Since 1911, International Women’s Day has become a worldwide celebration where we are called to reflect on progress made, celebrate the social, economic, cultural and political achievements of women but also, call for further change.
Find out more about International Women’s Day
It is estimated that women and girls around the world spend 125 million hours a day collecting water, which means time away from work, school or playing with friends. This year, CAFOD’s Lent Appeal is focused on giving over 300,000 people access to clean and safe water. Furthermore, every pound raised will be matched by the UK Government’s Department for International Development up until May.

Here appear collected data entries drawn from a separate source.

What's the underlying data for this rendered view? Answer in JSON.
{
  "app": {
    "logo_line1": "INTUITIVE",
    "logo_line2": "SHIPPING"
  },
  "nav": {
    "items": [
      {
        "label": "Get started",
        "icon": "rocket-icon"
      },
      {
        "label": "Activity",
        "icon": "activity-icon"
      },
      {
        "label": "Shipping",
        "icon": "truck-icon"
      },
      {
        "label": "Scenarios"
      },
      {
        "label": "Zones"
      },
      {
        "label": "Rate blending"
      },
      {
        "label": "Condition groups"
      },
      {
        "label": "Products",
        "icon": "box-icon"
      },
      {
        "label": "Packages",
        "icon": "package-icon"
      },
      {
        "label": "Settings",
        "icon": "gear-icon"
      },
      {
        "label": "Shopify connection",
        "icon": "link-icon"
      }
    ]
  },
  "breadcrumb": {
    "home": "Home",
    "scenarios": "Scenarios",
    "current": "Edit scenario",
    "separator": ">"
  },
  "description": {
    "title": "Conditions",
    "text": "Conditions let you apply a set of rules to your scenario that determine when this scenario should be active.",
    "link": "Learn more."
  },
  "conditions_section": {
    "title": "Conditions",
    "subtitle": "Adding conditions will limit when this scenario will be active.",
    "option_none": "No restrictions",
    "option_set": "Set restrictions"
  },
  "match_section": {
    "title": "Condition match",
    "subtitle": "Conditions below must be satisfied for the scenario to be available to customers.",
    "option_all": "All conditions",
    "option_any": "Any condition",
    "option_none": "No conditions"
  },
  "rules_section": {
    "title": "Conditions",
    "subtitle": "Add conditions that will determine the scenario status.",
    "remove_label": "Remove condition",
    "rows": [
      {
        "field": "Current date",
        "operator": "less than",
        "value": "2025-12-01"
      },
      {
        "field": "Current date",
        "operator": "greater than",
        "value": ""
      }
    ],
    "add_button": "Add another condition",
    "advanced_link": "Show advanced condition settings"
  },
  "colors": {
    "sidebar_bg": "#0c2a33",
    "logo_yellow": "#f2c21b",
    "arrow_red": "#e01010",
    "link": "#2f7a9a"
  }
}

Kieran O’Brien CAFOD representative in South Wales said:
“I think that for International Women’s Day that it is a good opportunity to think it is important to reflect on mother’s around the world. I recall visiting a CAFOD HIV and AIDS project in Arusha, Tanzania that was helping to support HIV positive people in the community. The room was full of women, with the exception of one man, who all got up and introduced themselves.
“One by one all the women introduced themselves to me and shared their story, which all had a sad common theme – pretty much all of their husband’s had abandoned them on discovery of their HIV status. Despite most not being able to work due to their health, they were all determined to safeguard the future for their children. It is meeting these incredible women, who despite their personal suffering and hardship, remained committed to caring and supporting their children with a renewed sense of hope thanks to the support from the CAFOD project.”
This year, the Lent appeal is going to help women like Teko Anna, a mother from Moroto in Uganda. The water pump in her village broke meaning she had no choice but to walk for miles every day to collect water.
Since CAFOD’s local partner has fixed the pump and trained villagers to maintain it, she has been freed from the burden of collecting water her daughter now has a chance to pursue her goal: to finish school and fulfil her dream of becoming an engineer.